Starting in the 1930s governments around the world started removing their currency from the gold standard in order to have more control over the amount that could be issued into circulation. Prior to this, many governments around the world had minted circulation-issue coinage since gold was money, and their money was tied to gold. After leaving the gold standard, many countries continued to issue gold coins but only as bullion not for circulation.

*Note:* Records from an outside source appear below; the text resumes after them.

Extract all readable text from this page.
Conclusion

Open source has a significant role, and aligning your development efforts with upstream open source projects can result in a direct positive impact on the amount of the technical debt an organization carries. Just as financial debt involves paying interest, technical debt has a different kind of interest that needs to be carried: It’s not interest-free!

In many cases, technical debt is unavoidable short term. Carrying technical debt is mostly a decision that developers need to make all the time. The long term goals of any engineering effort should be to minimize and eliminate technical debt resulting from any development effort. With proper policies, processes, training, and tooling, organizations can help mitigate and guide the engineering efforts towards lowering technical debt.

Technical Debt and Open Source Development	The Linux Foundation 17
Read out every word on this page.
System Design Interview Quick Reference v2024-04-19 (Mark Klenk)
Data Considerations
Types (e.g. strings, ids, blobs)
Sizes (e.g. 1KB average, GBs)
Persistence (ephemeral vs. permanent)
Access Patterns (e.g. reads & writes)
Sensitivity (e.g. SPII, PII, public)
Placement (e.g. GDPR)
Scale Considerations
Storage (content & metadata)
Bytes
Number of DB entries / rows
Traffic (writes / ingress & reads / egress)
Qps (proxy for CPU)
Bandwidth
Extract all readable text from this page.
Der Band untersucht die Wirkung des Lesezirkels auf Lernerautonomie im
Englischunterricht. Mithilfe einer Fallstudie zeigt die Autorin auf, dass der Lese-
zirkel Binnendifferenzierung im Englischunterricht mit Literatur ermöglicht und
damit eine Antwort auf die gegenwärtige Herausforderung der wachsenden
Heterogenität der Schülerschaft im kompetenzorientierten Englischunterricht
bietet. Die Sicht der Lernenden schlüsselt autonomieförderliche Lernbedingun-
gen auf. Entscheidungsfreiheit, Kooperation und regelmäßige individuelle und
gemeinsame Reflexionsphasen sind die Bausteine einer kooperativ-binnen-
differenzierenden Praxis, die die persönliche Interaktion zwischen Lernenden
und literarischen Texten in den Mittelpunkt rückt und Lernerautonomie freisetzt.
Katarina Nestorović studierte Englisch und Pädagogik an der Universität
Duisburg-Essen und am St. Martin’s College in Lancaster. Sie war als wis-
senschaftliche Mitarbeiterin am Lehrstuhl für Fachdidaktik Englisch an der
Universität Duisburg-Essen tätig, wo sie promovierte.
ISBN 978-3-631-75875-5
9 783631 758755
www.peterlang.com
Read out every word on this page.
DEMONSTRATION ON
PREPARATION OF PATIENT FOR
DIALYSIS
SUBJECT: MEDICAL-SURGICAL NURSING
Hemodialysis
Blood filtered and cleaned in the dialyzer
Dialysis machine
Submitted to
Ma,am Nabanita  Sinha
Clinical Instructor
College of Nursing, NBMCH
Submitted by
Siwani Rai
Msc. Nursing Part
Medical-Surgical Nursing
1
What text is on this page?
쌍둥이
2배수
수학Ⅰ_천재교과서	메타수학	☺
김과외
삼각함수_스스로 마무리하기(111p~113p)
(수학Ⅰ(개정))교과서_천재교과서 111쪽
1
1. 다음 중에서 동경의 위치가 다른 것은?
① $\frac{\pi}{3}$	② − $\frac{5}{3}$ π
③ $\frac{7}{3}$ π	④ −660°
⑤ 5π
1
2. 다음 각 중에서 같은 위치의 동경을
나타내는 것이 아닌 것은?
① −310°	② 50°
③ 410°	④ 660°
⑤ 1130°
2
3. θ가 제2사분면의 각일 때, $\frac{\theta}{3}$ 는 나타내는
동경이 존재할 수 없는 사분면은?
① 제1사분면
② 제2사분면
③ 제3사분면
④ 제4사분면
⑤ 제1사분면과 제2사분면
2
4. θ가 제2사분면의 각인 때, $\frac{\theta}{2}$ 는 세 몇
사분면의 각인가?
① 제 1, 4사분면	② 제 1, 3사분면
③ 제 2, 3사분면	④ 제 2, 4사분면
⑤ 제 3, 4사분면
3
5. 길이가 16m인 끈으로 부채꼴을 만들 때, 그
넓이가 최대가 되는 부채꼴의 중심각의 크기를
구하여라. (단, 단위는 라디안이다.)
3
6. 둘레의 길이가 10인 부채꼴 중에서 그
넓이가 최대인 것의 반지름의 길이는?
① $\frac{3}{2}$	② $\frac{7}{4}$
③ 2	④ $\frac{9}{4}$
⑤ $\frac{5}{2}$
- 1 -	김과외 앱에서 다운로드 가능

Soon after the switch from gold-based currency to a silver-backed or fiat (backed only by the government with no intrinsic value) currency, the value of gold significantly increased, and gold coins were worth many times their face value on the merits of their intrinsic metal value. Thus, gold coinage was quickly removed from circulation by both individuals and the governments. This trend continued into the 1960s and 1970s, when countries left the silver standard and silver disappeared from circulation, though some countries would reissue silver coins as late as the 1990s into circulation. Gold and silver coins issued for circulation prior to switching standards still have a set finesse and weight in which an exact value can be determined and many easy trades made based on this. These coins are most popular with individual collectors and investors who use them for investment purposes.
Starting the in 1960s, some countries began issuing coins for bullion purposes. These coins were sold for their bullion value with a (usually) small premium to people and institutions wanting to buy gold and silver. As demand for these bullion coins increased, more nations jump aboard the bullion coin bandwagon. These coins feature a nominal denomination or face value. In most cases, the value of the metal within these coins far exceed their face value, preventing issues where the coins are used as money in commerce, though in rare cases these coins are still used for that very purpose.
Precious metal coins minted by governments are trusted as bullion assets and, with a set fineness and weight, are often preferred to vintage gold and silver coins as their weight is typically set to one ounce or fractions or multiples of such. These NCLT coins are minted by many countries and in metals such as silver, gold, platinum, palladium and, most recently, rhodium.
For many collectors and investors, bullion has been a force in the numismatic market place. While private bars and round exist, if you are going to invest or hedge in precious metals, why not choose a precious metals vehicle such as legal-tender coins, which are backed by government institutions? From the wide array of countries, historical issues, designs, weights, and finenesses to choose from, you can not only build a precious metal portfolio, but also a handsome collection you’ll be proud to own.